A self-made man in the tradition of American rugged individualism, Dave rose from a poor and sometimes rough childhood to become a good college football player and graduate to a career as a high school teacher, coach, principal, and superintendent. He was a mentor and motivator of dozens of students from backgrounds similar to his, encouraging, pushing and cajoling them to believe in themselves and succeed. Late in his life, many of them came calling to express their appreciation and their admiration for what he had done to shape their lives.
Dave was a friend with whom I could share all dreams, frustrations, ambitions, disappointments, triumphs, hopes and fears. We made a connection early on, the first time we met in fact, and although we might get together only once or twice a year, each time it was as though we had been together just the day before and we were picking up right where we left off.
His passing has left a hole in my life, and perhaps in my spirit and soul, that can never be filled.
Yet, a strange but somehow comforting thought formed in my mind when I heard those words on the telephone: “Dave’s gone.” I did not feel the emptiness of death but only the loneliness of departure, as if I had been told, “Dave’s left on his elk hunting trip to the mountains.”
My heart simply does not believe he has passed away, and insists that we are going to meet up again, although I do not know where or when, and we will pick up right where we left off. Until then I have a backlog of memories and stories to sort through, reminders of the blessings of having a heart-to-heart friend and hunting companion.
Keep the fire burning and the stew pot bubbling, Dave, while I walk these last long miles back to camp.
We knew Dave only through your eyes, but Donna and I can feel the pain of his passing through your writing. Bless him, his family and all that had the opportunity to know him.
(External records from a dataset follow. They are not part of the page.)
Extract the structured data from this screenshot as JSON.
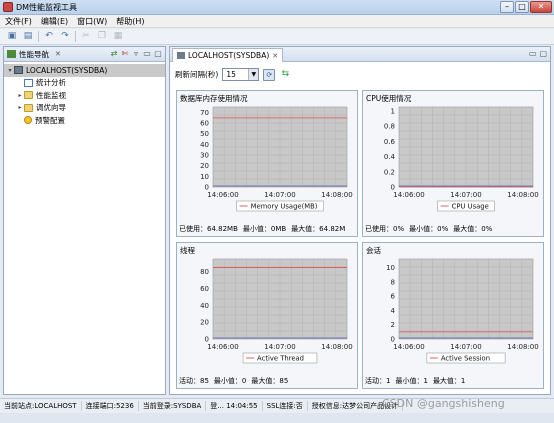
{
  "window": {
    "title": "DM性能监视工具",
    "controls": [
      "–",
      "□",
      "✕"
    ]
  },
  "menu": [
    "文件(F)",
    "编辑(E)",
    "窗口(W)",
    "帮助(H)"
  ],
  "nav": {
    "title": "性能导航",
    "tree": [
      {
        "label": "LOCALHOST(SYSDBA)",
        "icon": "server-icon",
        "expand": "▾",
        "level": 0,
        "selected": true
      },
      {
        "label": "统计分析",
        "icon": "stats-icon",
        "expand": "",
        "level": 1
      },
      {
        "label": "性能监视",
        "icon": "folder-icon",
        "expand": "▸",
        "level": 1
      },
      {
        "label": "调优向导",
        "icon": "folder-icon",
        "expand": "▸",
        "level": 1
      },
      {
        "label": "预警配置",
        "icon": "warning-icon",
        "expand": "",
        "level": 1
      }
    ]
  },
  "editor": {
    "tab": "LOCALHOST(SYSDBA)",
    "refresh_label": "刷新间隔(秒)",
    "refresh_value": "15"
  },
  "charts": {
    "memory": {
      "title": "数据库内存使用情况",
      "footer": [
        "已使用：64.82MB",
        "最小值：0MB",
        "最大值：64.82M"
      ]
    },
    "cpu": {
      "title": "CPU使用情况",
      "footer": [
        "已使用：0%",
        "最小值：0%",
        "最大值：0%"
      ]
    },
    "thread": {
      "title": "线程",
      "footer": [
        "活动：85",
        "最小值：0",
        "最大值：85"
      ]
    },
    "session": {
      "title": "会话",
      "footer": [
        "活动：1",
        "最小值：1",
        "最大值：1"
      ]
    }
  },
  "chart_data": [
    {
      "type": "line",
      "x": [
        "14:06:00",
        "14:07:00",
        "14:08:00"
      ],
      "yticks": [
        0,
        10,
        20,
        30,
        40,
        50,
        60,
        70
      ],
      "ylim": [
        0,
        75
      ],
      "series": [
        {
          "name": "Memory Usage(MB)",
          "values": [
            64.82,
            64.82,
            64.82
          ],
          "color": "#e05050"
        }
      ]
    },
    {
      "type": "line",
      "x": [
        "14:06:00",
        "14:07:00",
        "14:08:00"
      ],
      "yticks": [
        0,
        0.2,
        0.4,
        0.6,
        0.8,
        1
      ],
      "ylim": [
        0,
        1.05
      ],
      "series": [
        {
          "name": "CPU Usage",
          "values": [
            0,
            0,
            0
          ],
          "color": "#e05050"
        }
      ]
    },
    {
      "type": "line",
      "x": [
        "14:06:00",
        "14:07:00",
        "14:08:00"
      ],
      "yticks": [
        0,
        20,
        40,
        60,
        80
      ],
      "ylim": [
        0,
        95
      ],
      "series": [
        {
          "name": "Active Thread",
          "values": [
            85,
            85,
            85
          ],
          "color": "#e05050"
        }
      ]
    },
    {
      "type": "line",
      "x": [
        "14:06:00",
        "14:07:00",
        "14:08:00"
      ],
      "yticks": [
        0,
        2,
        4,
        6,
        8,
        10
      ],
      "ylim": [
        0,
        11.2
      ],
      "series": [
        {
          "name": "Active Session",
          "values": [
            1,
            1,
            1
          ],
          "color": "#e05050"
        }
      ]
    }
  ],
  "status": [
    "当前站点:LOCALHOST",
    "连接端口:5236",
    "当前登录:SYSDBA",
    "登...  14:04:55",
    "SSL连接:否",
    "授权信息:达梦公司产品设计"
  ],
  "watermark": "CSDN @gangshisheng"
}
Peace, Pancho. May we all now share his peace…
Good stuff Jerry. You captured who Dad was and is perfectly in all phases of his life. You have been a great friend to him and to the all the family since I was a child. I am especially grateful for the time you were able to spend with him in these last years. He was always invigorated by your visits. The treks home after a day in the field won’t be the same but I know he will be there.
Wonderfully written and true to the man!
I was honored to know him and call him
He is dearly missed by all who knew him!
Roy – I think of Dave almost every day, and I miss him. It is said that time heals all wounds, but some hurts never fully heal, and my sadness over the loss of Dave is one that still bleeds.